Erste Bemühungen, die Kommunikation zwischen SMT-Maschinen in einer Schnittstelle zu standardisieren, hat das Software-Unternehmen Mentor Graphics Anfang 2016 mit OML – Open Manufacturing Language – unternommen. OML schafft eine operative Hierarchie, durch die neutralisierte Informationen zwischen Fertigungsprozessen ausgetauscht werden können. Dazu gehören Details über alle Ereignisse in der Produktion in den Bereichen Prozessleistung, Materialversorgung und -verbrauch, Rückverfolgbarkeit, Prozessergebnisse und -parameter, Prozesssteuerung (Poka-Yoke) sowie Informationen über die Qualität der Test-, Inspektions- und Reparaturprozesse, sowohl automatisiert als auch manuell. Dieser Initiative haben sich neben Anwendern wie Osram und Jabil die Maschinenbauer Juki, Koh Young (ist damit in beiden Gremien vertreten)  und Vitronics Soltec angeschlossen; damit hat OML deutlich weniger und nach Marktanteilen kleinere SMT-Maschinenbauer an Board als Hermes. Insofern bleibt abzuwarten, ob sich beide Initiativen im Markt gleichermaßen durchsetzen oder sich in Teilbereichen auch ergänzen können. Dass Mentor Graphics inzwischen Teil des Siemens-PLM-Portfolios ist, könnte OML aber einen zusätzlichen Schub verleihen.  
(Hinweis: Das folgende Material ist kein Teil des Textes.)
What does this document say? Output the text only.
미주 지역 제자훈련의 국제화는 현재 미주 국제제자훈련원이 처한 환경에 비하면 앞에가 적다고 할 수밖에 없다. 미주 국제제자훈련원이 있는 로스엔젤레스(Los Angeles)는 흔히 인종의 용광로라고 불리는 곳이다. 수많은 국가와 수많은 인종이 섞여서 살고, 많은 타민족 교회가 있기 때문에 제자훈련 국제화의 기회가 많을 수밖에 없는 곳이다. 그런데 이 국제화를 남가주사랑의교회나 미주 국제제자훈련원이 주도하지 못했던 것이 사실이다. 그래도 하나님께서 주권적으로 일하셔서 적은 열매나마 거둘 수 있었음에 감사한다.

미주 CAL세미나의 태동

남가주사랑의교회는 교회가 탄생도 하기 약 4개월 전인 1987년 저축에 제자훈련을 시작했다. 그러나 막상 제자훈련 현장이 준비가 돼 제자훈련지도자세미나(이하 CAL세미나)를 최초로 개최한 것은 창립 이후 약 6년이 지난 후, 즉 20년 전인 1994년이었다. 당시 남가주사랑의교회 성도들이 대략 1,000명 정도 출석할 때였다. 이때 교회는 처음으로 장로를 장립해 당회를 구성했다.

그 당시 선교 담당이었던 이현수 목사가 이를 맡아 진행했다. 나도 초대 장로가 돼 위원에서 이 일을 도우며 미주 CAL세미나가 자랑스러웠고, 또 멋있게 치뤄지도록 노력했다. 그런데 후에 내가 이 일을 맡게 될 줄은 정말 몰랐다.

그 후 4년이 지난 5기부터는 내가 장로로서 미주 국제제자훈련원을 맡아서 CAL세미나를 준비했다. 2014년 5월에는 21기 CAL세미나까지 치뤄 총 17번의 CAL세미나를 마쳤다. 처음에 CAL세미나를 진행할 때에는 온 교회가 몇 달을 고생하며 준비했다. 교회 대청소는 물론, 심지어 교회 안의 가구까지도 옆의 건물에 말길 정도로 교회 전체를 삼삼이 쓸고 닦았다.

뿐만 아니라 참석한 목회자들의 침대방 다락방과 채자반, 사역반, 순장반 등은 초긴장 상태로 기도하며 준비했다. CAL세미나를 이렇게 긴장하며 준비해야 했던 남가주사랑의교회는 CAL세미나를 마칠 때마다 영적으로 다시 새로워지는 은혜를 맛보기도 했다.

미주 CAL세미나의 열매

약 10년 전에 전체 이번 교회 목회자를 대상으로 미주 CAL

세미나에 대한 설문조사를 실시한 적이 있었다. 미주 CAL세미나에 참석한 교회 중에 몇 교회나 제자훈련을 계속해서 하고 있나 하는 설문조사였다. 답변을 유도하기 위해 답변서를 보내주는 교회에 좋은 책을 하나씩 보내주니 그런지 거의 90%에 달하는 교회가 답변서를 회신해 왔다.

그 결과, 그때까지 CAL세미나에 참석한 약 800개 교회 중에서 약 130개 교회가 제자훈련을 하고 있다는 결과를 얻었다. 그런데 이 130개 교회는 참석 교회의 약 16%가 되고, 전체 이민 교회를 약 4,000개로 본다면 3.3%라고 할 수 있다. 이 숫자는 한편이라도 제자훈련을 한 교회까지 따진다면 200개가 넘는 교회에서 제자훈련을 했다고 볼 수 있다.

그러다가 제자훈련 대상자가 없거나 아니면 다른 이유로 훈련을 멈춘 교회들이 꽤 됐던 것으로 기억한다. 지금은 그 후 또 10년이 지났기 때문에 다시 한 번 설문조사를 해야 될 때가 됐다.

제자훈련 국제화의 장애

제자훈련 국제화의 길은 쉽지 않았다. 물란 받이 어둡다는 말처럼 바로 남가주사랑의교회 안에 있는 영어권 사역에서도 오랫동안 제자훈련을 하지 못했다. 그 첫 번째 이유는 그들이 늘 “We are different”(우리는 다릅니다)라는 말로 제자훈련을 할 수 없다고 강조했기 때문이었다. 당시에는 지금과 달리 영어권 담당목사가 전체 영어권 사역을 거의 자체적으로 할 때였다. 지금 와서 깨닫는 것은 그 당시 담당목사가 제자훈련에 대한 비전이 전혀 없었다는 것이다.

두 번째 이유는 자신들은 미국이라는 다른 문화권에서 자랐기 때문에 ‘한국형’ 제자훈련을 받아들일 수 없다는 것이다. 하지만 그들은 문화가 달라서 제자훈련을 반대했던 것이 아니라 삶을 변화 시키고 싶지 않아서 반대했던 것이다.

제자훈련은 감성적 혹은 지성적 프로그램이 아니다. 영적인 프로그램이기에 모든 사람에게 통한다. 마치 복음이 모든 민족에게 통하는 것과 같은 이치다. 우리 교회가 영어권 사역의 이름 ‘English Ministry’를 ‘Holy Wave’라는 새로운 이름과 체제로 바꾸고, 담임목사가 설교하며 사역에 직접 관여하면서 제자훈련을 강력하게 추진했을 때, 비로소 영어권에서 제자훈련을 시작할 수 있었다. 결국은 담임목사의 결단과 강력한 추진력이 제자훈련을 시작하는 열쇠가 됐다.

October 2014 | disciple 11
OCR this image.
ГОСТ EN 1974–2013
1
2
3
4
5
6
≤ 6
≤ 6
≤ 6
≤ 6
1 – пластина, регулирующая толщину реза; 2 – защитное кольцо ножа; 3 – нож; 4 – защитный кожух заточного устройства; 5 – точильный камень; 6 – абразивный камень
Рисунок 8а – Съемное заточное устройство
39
Das Hermes-Gremium indes hat in der Definitionsphase bewusst darauf verzichtet, Anwender – also Kunden –  zu den Treffen der Initiative zuzulassen. Dennoch werden Kunden über Diskussionen und Treffen mit den einzelnen Herstellern eingebunden. Hintergrund ist die Erfahrung, dass beispielsweise bei IPC-Treffen die Beteiligung von Kunden gelegentlich dazu führt, dass nicht im Sinne einer optimalen Gesamtlösung, sondern oft auf Basis unternehmensspezifischer Anforderungen argumentiert wird. So können Standardisierungen schnell überfrachtet und Festlegungen verzögert werden. Das soll verhindert werden.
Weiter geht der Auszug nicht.